No one brags about how efficient their new mound system is, or the great deal they got on their holding tanks. While there may be plumbers and septic waste haulers who keep up on the latest designs and industry trends, POWTS don’t have the same glamour as cars or boats.
Despite their lack of prestige, POWTS are an essential part of living in areas without municipal sewer systems including the vast majority of rural Wisconsin. POWTS are residential workhorses which, if installed properly and adequately maintained, will provide years of worry-free use.
A failing or improperly installed POWTS can not only present a nuisance with smells and back-ups, it can also create a public health hazard as untreated waste water can contaminate nearby wells and surface water.
In recent years the state government has recognized growing concern over groundwater contamination and has pushed counties into enforcement of administrative codes governing POWTS. In general this is a good thing, after all no one wants to worry that their well water or the lake their grandchildren swim in may be contaminated.
The challenge is that repairing or replacing POWTS can cost homeowners significant amounts of money with the range going as low as $3,000 and up to $20,000 depending on the size and type of system.
Cost is a barrier to homeowners getting the needed work done. This is especially true for those on fixed incomes, but whose asset levels do not allow them to qualify for state assistance programs.
For the past year a county ad hoc committee has been working on a way to help make it easier for residents to pay for septic repairs and upgrades.
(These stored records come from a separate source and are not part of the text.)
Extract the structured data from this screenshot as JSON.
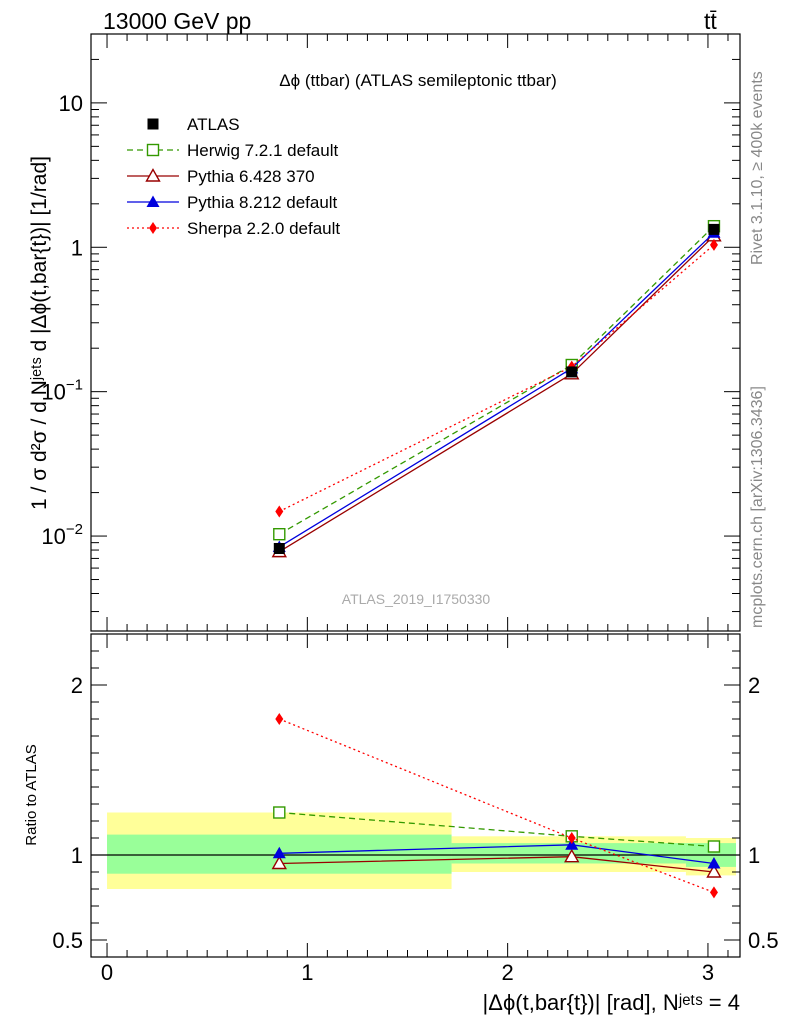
{
  "header": {
    "left": "13000 GeV pp",
    "right_t": "t",
    "right_tbar": "t̄"
  },
  "side": {
    "rivet": "Rivet 3.1.10, ≥ 400k events",
    "mcplots": "mcplots.cern.ch [arXiv:1306.3436]"
  },
  "chart_data": [
    {
      "type": "line",
      "title": "Δϕ (ttbar) (ATLAS semileptonic ttbar)",
      "watermark": "ATLAS_2019_I1750330",
      "yscale": "log",
      "ylim": [
        0.0022,
        30
      ],
      "xlim": [
        -0.08,
        3.16
      ],
      "ylabel": "1 / σ d²σ / d Nʲᵉᵗˢ d |Δϕ(t,bar{t})| [1/rad]",
      "y_ticks": [
        {
          "value": 0.01,
          "base": "10",
          "exp": "−2"
        },
        {
          "value": 0.1,
          "base": "10",
          "exp": "−1"
        },
        {
          "value": 1,
          "label": "1"
        },
        {
          "value": 10,
          "label": "10"
        }
      ],
      "x": [
        0.86,
        2.32,
        3.03
      ],
      "series": [
        {
          "name": "ATLAS",
          "color": "#000000",
          "marker": "square-filled",
          "line": "none",
          "values": [
            0.0082,
            0.137,
            1.33
          ],
          "band": [
            [
              0.0,
              1.72
            ],
            [
              1.72,
              2.89
            ],
            [
              2.89,
              3.14
            ]
          ]
        },
        {
          "name": "Herwig 7.2.1 default",
          "color": "#339900",
          "marker": "square-open",
          "line": "dashed",
          "values": [
            0.0103,
            0.153,
            1.4
          ]
        },
        {
          "name": "Pythia 6.428 370",
          "color": "#990000",
          "marker": "triangle-open",
          "line": "solid",
          "values": [
            0.0078,
            0.133,
            1.2
          ]
        },
        {
          "name": "Pythia 8.212 default",
          "color": "#0000dd",
          "marker": "triangle-filled",
          "line": "solid",
          "values": [
            0.0084,
            0.145,
            1.26
          ]
        },
        {
          "name": "Sherpa 2.2.0 default",
          "color": "#ff0000",
          "marker": "diamond",
          "line": "dotted",
          "values": [
            0.0148,
            0.149,
            1.04
          ]
        }
      ]
    },
    {
      "type": "line",
      "ylabel": "Ratio to ATLAS",
      "xlabel": "|Δϕ(t,bar{t})| [rad], Nʲᵉᵗˢ = 4",
      "ylim": [
        0.4,
        2.3
      ],
      "xlim": [
        -0.08,
        3.16
      ],
      "x_ticks": [
        "0",
        "1",
        "2",
        "3"
      ],
      "y_ticks": [
        "0.5",
        "1",
        "2"
      ],
      "bands": [
        {
          "x": [
            0.0,
            1.72
          ],
          "inner": [
            0.89,
            1.12
          ],
          "outer": [
            0.8,
            1.25
          ]
        },
        {
          "x": [
            1.72,
            2.89
          ],
          "inner": [
            0.95,
            1.07
          ],
          "outer": [
            0.9,
            1.11
          ]
        },
        {
          "x": [
            2.89,
            3.14
          ],
          "inner": [
            0.93,
            1.07
          ],
          "outer": [
            0.88,
            1.1
          ]
        }
      ],
      "x": [
        0.86,
        2.32,
        3.03
      ],
      "series": [
        {
          "name": "ATLAS",
          "color": "#000000",
          "values": [
            1.0,
            1.0,
            1.0
          ]
        },
        {
          "name": "Herwig 7.2.1 default",
          "color": "#339900",
          "values": [
            1.25,
            1.11,
            1.05
          ]
        },
        {
          "name": "Pythia 6.428 370",
          "color": "#990000",
          "values": [
            0.95,
            0.99,
            0.9
          ]
        },
        {
          "name": "Pythia 8.212 default",
          "color": "#0000dd",
          "values": [
            1.01,
            1.06,
            0.95
          ]
        },
        {
          "name": "Sherpa 2.2.0 default",
          "color": "#ff0000",
          "values": [
            1.8,
            1.1,
            0.78
          ]
        }
      ]
    }
  ]
}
What they came up with is a loan program that will finance the work and set up a repayment schedule.
The program is a win/win scenario for residents and taxpayers. Residents benefit from having access to alternative financing. Taxpayers benefit from eliminating potential contamination points and keeping property values higher. The county is protected because it can collect the amount owed through a special tax assessment on the property.
The current plan calls for using contamination clean-up funds as the seed money for the program. While this is a good initial source of funding, the county should also pursue partnerships with private financial institutions in the form of a participation pool where financial institutions could contribute into the fund which then lends to the county at the lower municipal rates. The interest/ fees collected by the county would go to pay off the money borrowed and cover the administration costs for the county. This type of public/private partnership would be an ideal way of keeping the program going for years to come.
Members of the ad hoc committee deserve praise for coming up with an innovative solution to the challenge of protecting Wisconsin’s ground and surface waters. The full county board should act quickly to approve the loan program so that it can be up and running before the spring construction season.